Post-production took more than six months although the visual effects company, VJ E-MALE, spent eight months on the film. I.K.U. was completed in July 2000.

==Cast==
- Ayumi Tokito as Reiko number one
- Maria Yumeno as Reiko number two
- Yumeka Sasaki as Reiko number three
- Miho Ariga as Reiko number four
- Myu Asou as Reiko number five
- Etuyo Tsuchida as Reiko number six
- Tsousie as Reiko number seven
- Zachery Nataf as Dizzy
- Mash as Mash
- Aja as Tokyo Rose
- Akira the Hustler as Akira

==Reception==
According to director Shu Lea Cheang, approximately 40 percent of the audience walked out over the course of the film, predominately during the sex scenes. The exodus was not repeated at subsequent screenings when Cheang "spelled [the film] out and challenged the audience to stay."

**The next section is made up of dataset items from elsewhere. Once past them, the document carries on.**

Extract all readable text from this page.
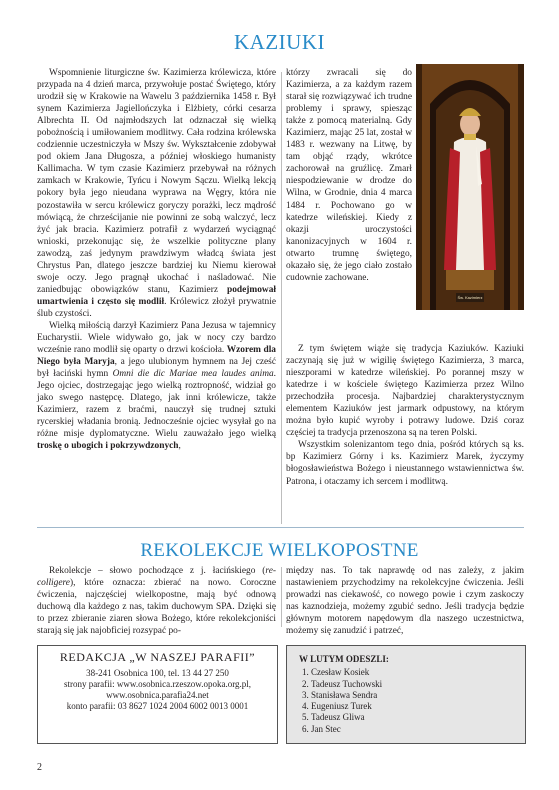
KAZIUKI

Wspomnienie liturgiczne św. Kazimierza królewicza, które przypada na 4 dzień marca, przywołuje postać Świętego, który urodził się w Krakowie na Wawelu 3 października 1458 r. Był synem Kazimierza Jagiellończyka i Elżbiety, córki cesarza Albrechta II. Od najmłodszych lat odznaczał się wielką pobożnością i umiłowaniem modlitwy. Cała rodzina królewska codziennie uczestniczyła w Mszy św. Wykształcenie zdobywał pod okiem Jana Długosza, a później włoskiego humanisty Kallimacha. W tym czasie Kazimierz przebywał na różnych zamkach w Krakowie, Tyńcu i Nowym Sączu. Wielką lekcją pokory była jego nieudana wyprawa na Węgry, która nie pozostawiła w sercu królewicz goryczy porażki, lecz mądrość mówiącą, że chrześcijanie nie powinni ze sobą walczyć, lecz żyć jak bracia. Kazimierz potrafił z wydarzeń wyciągnąć wnioski, przekonując się, że wszelkie polityczne plany zawodzą, zaś jedynym prawdziwym władcą świata jest Chrystus Pan, dlatego jeszcze bardziej ku Niemu kierował swoje oczy. Jego pragnął ukochać i naśladować. Nie zaniedbując obowiązków stanu, Kazimierz podejmował umartwienia i często się modlił. Królewicz złożył prywatnie ślub czystości.

Wielką miłością darzył Kazimierz Pana Jezusa w tajemnicy Eucharystii. Wiele widywało go, jak w nocy czy bardzo wcześnie rano modlił się oparty o drzwi kościoła. Wzorem dla Niego była Maryja, a jego ulubionym hymnem na Jej cześć był łaciński hymn Omni die dic Mariae mea laudes anima. Jego ojciec, dostrzegając jego wielką roztropność, widział go jako swego następcę. Dlatego, jak inni królewicze, także Kazimierz, razem z braćmi, nauczył się trudnej sztuki rycerskiej władania bronią. Jednocześnie ojciec wysyłał go na różne misje dyplomatyczne. Wielu zauważało jego wielką troskę o ubogich i pokrzywdzonych,

którzy zwracali się do Kazimierza, a za każdym razem starał się rozwiązywać ich trudne problemy i sprawy, spiesząc także z pomocą materialną. Gdy Kazimierz, mając 25 lat, został w 1483 r. wezwany na Litwę, by tam objąć rządy, wkrótce zachorował na gruźlicę. Zmarł niespodziewanie w drodze do Wilna, w Grodnie, dnia 4 marca 1484 r. Pochowano go w katedrze wileńskiej. Kiedy z okazji uroczystości kanonizacyjnych w 1604 r. otwarto trumnę świętego, okazało się, że jego ciało zostało cudownie zachowane.

Św. Kazimierz

Z tym świętem wiąże się tradycja Kaziuków. Kaziuki zaczynają się już w wigilię świętego Kazimierza, 3 marca, nieszporami w katedrze wileńskiej. Po porannej mszy w katedrze i w kościele świętego Kazimierza przez Wilno przechodziła procesja. Najbardziej charakterystycznym elementem Kaziuków jest jarmark odpustowy, na którym można było kupić wyroby i potrawy ludowe. Dziś coraz częściej ta tradycja przenoszona są na teren Polski.

Wszystkim solenizantom tego dnia, pośród których są ks. bp Kazimierz Górny i ks. Kazimierz Marek, życzymy błogosławieństwa Bożego i nieustannego wstawiennictwa św. Patrona, i otaczamy ich sercem i modlitwą.

REKOLEKCJE WIELKOPOSTNE

Rekolekcje – słowo pochodzące z j. łacińskiego (re-colligere), które oznacza: zbierać na nowo. Coroczne ćwiczenia, najczęściej wielkopostne, mają być odnową duchową dla każdego z nas, takim duchowym SPA. Dzięki się to przez zbieranie ziaren słowa Bożego, które rekolekcjoniści starają się jak najobficiej rozsypać po-

między nas. To tak naprawdę od nas zależy, z jakim nastawieniem przychodzimy na rekolekcyjne ćwiczenia. Jeśli prowadzi nas ciekawość, co nowego powie i czym zaskoczy nas kaznodzieja, możemy zgubić sedno. Jeśli tradycja będzie głównym motorem napędowym dla naszego uczestnictwa, możemy się zanudzić i patrzeć,

REDAKCJA „W NASZEJ PARAFII”
38-241 Osobnica 100, tel. 13 44 27 250
strony parafii: www.osobnica.rzeszow.opoka.org.pl,
www.osobnica.parafia24.net
konto parafii: 03 8627 1024 2004 6002 0013 0001
W LUTYM ODESZLI:
1. Czesław Kosiek
2. Tadeusz Tuchowski
3. Stanisława Sendra
4. Eugeniusz Turek
5. Tadeusz Gliwa
6. Jan Stec
2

Critics generally disliked the film.

Phil Freeman wrote: "It's clear that the filmmakers felt the addition of a high-tech sheen would somehow vault their little movie (it's only 74 minutes long) above the morass of mainstream porn. They were wrong, though. Porn is porn, and in this case the extra effort expended only serves to make the final product vaguely embarrassing. It's as if the producers were ashamed of what they were up to, and thought they could disguise it by blanketing the thing with the trappings of science fiction."

==Release==
I.K.U. premiered at the Sundance Film Festival in the Midnight program on January 29, 2000. It was the festival's first-ever pornographic film selected for competition.

The movie was released as a DVD in Japan in June 2006 by Up Link (アップリンク) and in the United States by Music Video Distributors with the title I.K.U. (This Is Not Love This Is Sex).